2011-06-05

上海市の2011年度給与増加指導ライン

    6月3日に上海の2011年の給与増加指導ラインが発表されました。下限6%、平均13%、上限18%という数値が出てます。これはあくまで指導ラインであるので強制力を有するというわけではないのですが、給与見直しに当たっての参考にすることができるでしょう。さて、さらに内容を見ていきましょう。

 

 生産経営が正常で、経済効益が増大している企業、要するに業績が堅調な企業のことを指すと思うのですが、こういった企業については平均ラインを参照して給与増加水準を確定することができるとされています。

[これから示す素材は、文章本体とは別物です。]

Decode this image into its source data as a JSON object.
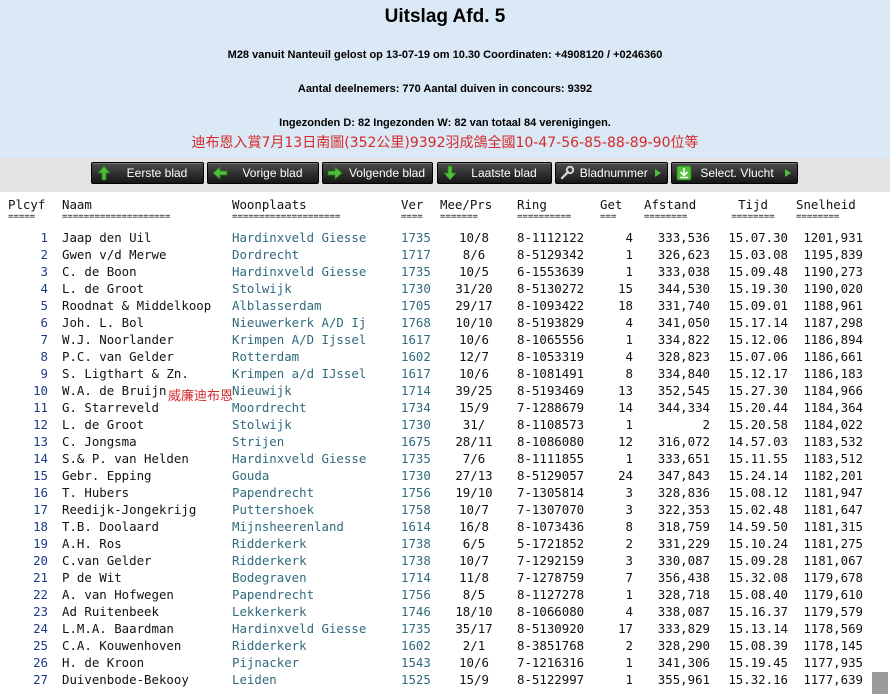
{
  "header": {
    "title": "Uitslag Afd. 5",
    "line1": "M28 vanuit Nanteuil gelost op 13-07-19 om 10.30 Coordinaten: +4908120 / +0246360",
    "line2": "Aantal deelnemers: 770 Aantal duiven in concours: 9392",
    "line3": "Ingezonden D: 82 Ingezonden W: 82 van totaal 84 verenigingen.",
    "chinese_note": "迪布恩入賞7月13日南圖(352公里)9392羽成鴿全國10-47-56-85-88-89-90位等"
  },
  "nav": {
    "first": "Eerste blad",
    "prev": "Vorige blad",
    "next": "Volgende blad",
    "last": "Laatste blad",
    "page_number": "Bladnummer",
    "select_flight": "Select. Vlucht"
  },
  "columns": {
    "headers": [
      "Plcyf",
      "Naam",
      "Woonplaats",
      "Ver",
      "Mee/Prs",
      "Ring",
      "Get",
      "Afstand",
      "Tijd",
      "Snelheid"
    ],
    "separators": [
      "=====",
      "====================",
      "====================",
      "====",
      "=======",
      "==========",
      "===",
      "========",
      "========",
      "========"
    ]
  },
  "rows": [
    [
      "1",
      "Jaap den Uil",
      "Hardinxveld Giesse",
      "1735",
      "10/8",
      "8-1112122",
      "4",
      "333,536",
      "15.07.30",
      "1201,931"
    ],
    [
      "2",
      "Gwen v/d Merwe",
      "Dordrecht",
      "1717",
      "8/6",
      "8-5129342",
      "1",
      "326,623",
      "15.03.08",
      "1195,839"
    ],
    [
      "3",
      "C. de Boon",
      "Hardinxveld Giesse",
      "1735",
      "10/5",
      "6-1553639",
      "1",
      "333,038",
      "15.09.48",
      "1190,273"
    ],
    [
      "4",
      "L. de Groot",
      "Stolwijk",
      "1730",
      "31/20",
      "8-5130272",
      "15",
      "344,530",
      "15.19.30",
      "1190,020"
    ],
    [
      "5",
      "Roodnat & Middelkoop",
      "Alblasserdam",
      "1705",
      "29/17",
      "8-1093422",
      "18",
      "331,740",
      "15.09.01",
      "1188,961"
    ],
    [
      "6",
      "Joh. L. Bol",
      "Nieuwerkerk A/D Ij",
      "1768",
      "10/10",
      "8-5193829",
      "4",
      "341,050",
      "15.17.14",
      "1187,298"
    ],
    [
      "7",
      "W.J. Noorlander",
      "Krimpen A/D Ijssel",
      "1617",
      "10/6",
      "8-1065556",
      "1",
      "334,822",
      "15.12.06",
      "1186,894"
    ],
    [
      "8",
      "P.C. van Gelder",
      "Rotterdam",
      "1602",
      "12/7",
      "8-1053319",
      "4",
      "328,823",
      "15.07.06",
      "1186,661"
    ],
    [
      "9",
      "S. Ligthart & Zn.",
      "Krimpen a/d IJssel",
      "1617",
      "10/6",
      "8-1081491",
      "8",
      "334,840",
      "15.12.17",
      "1186,183"
    ],
    [
      "10",
      "W.A. de Bruijn",
      "Nieuwijk",
      "1714",
      "39/25",
      "8-5193469",
      "13",
      "352,545",
      "15.27.30",
      "1184,966"
    ],
    [
      "11",
      "G. Starreveld",
      "Moordrecht",
      "1734",
      "15/9",
      "7-1288679",
      "14",
      "344,334",
      "15.20.44",
      "1184,364"
    ],
    [
      "12",
      "L. de Groot",
      "Stolwijk",
      "1730",
      "31/",
      "8-1108573",
      "1",
      "2",
      "15.20.58",
      "1184,022"
    ],
    [
      "13",
      "C. Jongsma",
      "Strijen",
      "1675",
      "28/11",
      "8-1086080",
      "12",
      "316,072",
      "14.57.03",
      "1183,532"
    ],
    [
      "14",
      "S.& P. van Helden",
      "Hardinxveld Giesse",
      "1735",
      "7/6",
      "8-1111855",
      "1",
      "333,651",
      "15.11.55",
      "1183,512"
    ],
    [
      "15",
      "Gebr. Epping",
      "Gouda",
      "1730",
      "27/13",
      "8-5129057",
      "24",
      "347,843",
      "15.24.14",
      "1182,201"
    ],
    [
      "16",
      "T. Hubers",
      "Papendrecht",
      "1756",
      "19/10",
      "7-1305814",
      "3",
      "328,836",
      "15.08.12",
      "1181,947"
    ],
    [
      "17",
      "Reedijk-Jongekrijg",
      "Puttershoek",
      "1758",
      "10/7",
      "7-1307070",
      "3",
      "322,353",
      "15.02.48",
      "1181,647"
    ],
    [
      "18",
      "T.B. Doolaard",
      "Mijnsheerenland",
      "1614",
      "16/8",
      "8-1073436",
      "8",
      "318,759",
      "14.59.50",
      "1181,315"
    ],
    [
      "19",
      "A.H. Ros",
      "Ridderkerk",
      "1738",
      "6/5",
      "5-1721852",
      "2",
      "331,229",
      "15.10.24",
      "1181,275"
    ],
    [
      "20",
      "C.van Gelder",
      "Ridderkerk",
      "1738",
      "10/7",
      "7-1292159",
      "3",
      "330,087",
      "15.09.28",
      "1181,067"
    ],
    [
      "21",
      "P de Wit",
      "Bodegraven",
      "1714",
      "11/8",
      "7-1278759",
      "7",
      "356,438",
      "15.32.08",
      "1179,678"
    ],
    [
      "22",
      "A. van Hofwegen",
      "Papendrecht",
      "1756",
      "8/5",
      "8-1127278",
      "1",
      "328,718",
      "15.08.40",
      "1179,610"
    ],
    [
      "23",
      "Ad Ruitenbeek",
      "Lekkerkerk",
      "1746",
      "18/10",
      "8-1066080",
      "4",
      "338,087",
      "15.16.37",
      "1179,579"
    ],
    [
      "24",
      "L.M.A. Baardman",
      "Hardinxveld Giesse",
      "1735",
      "35/17",
      "8-5130920",
      "17",
      "333,829",
      "15.13.14",
      "1178,569"
    ],
    [
      "25",
      "C.A. Kouwenhoven",
      "Ridderkerk",
      "1602",
      "2/1",
      "8-3851768",
      "2",
      "328,290",
      "15.08.39",
      "1178,145"
    ],
    [
      "26",
      "H. de Kroon",
      "Pijnacker",
      "1543",
      "10/6",
      "7-1216316",
      "1",
      "341,306",
      "15.19.45",
      "1177,935"
    ],
    [
      "27",
      "Duivenbode-Bekooy",
      "Leiden",
      "1525",
      "15/9",
      "8-5122997",
      "1",
      "355,961",
      "15.32.16",
      "1177,639"
    ]
  ],
  "overlay": {
    "chinese_name": "威廉迪布恩"
  },
  "colors": {
    "header_bg": "#dbe8f5",
    "nav_bg": "#e3e3e3",
    "button_bg": "#262626",
    "icon_green": "#4fbf3a",
    "teal_text": "#2f6a7d",
    "red_text": "#d42a2a"
  }
}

業績堅調な企業といってもさらに分かれており、

(1)   企業の前年平均給与水準が全市従業員平均給与の60%を下回る場合、上限を参照して給与を増加することができる。

(2)   前年平均給与水準が全市従業員の平均給与の2倍を上回る場合、平均ラインの80%を参照して給与を増加することができる。

 要するに、そこそこの給与水準をすでに支給している場合、指導ラインいっぱいいっぱいではなく、80%の掛け目をかけた数値を参照することができます。ちなみに2010年度の上海市従業員年平均給与は46,757元、月平均ですと3,896元となっています。

 

 一方で、経済効益に差がある企業、要するに業績がよくない企業の事を指しますが、その場合指導ラインの下限を参照して給与を増加することができるものとされています。

 

 指導ラインはさらに一線部署の従業員の給与上げ幅にまで踏み込んでおります。ここでいう一線部署の従業員とはもっとも最前線にいる工場のワーカーなんかをイメージするといいでしょう。企業が給与増加を確定するとき、給与水準が不公平に低い一線部の従業員の給与を引き上げるべきで、一線従業員給与の増加幅は本市企業従業員給与の平均増加幅を下回ってはならないものとされています。すでに今後の経営計画の仲で反映させている企業も多いと思いますが、工場のワーカーのコスト増にプレッシャーがかかっています。

 

 いつも思うのですが、企業によって業況も違いますので、こういった通知を出すことで企業にプレッシャーを与えるのは純粋な資本主義観点からは違和感を感じます。中国も社会主義市場経済といいつつほとんど資本主義みたいな感じになっていますが、ここいらあたりに社会主義を感じさせますね。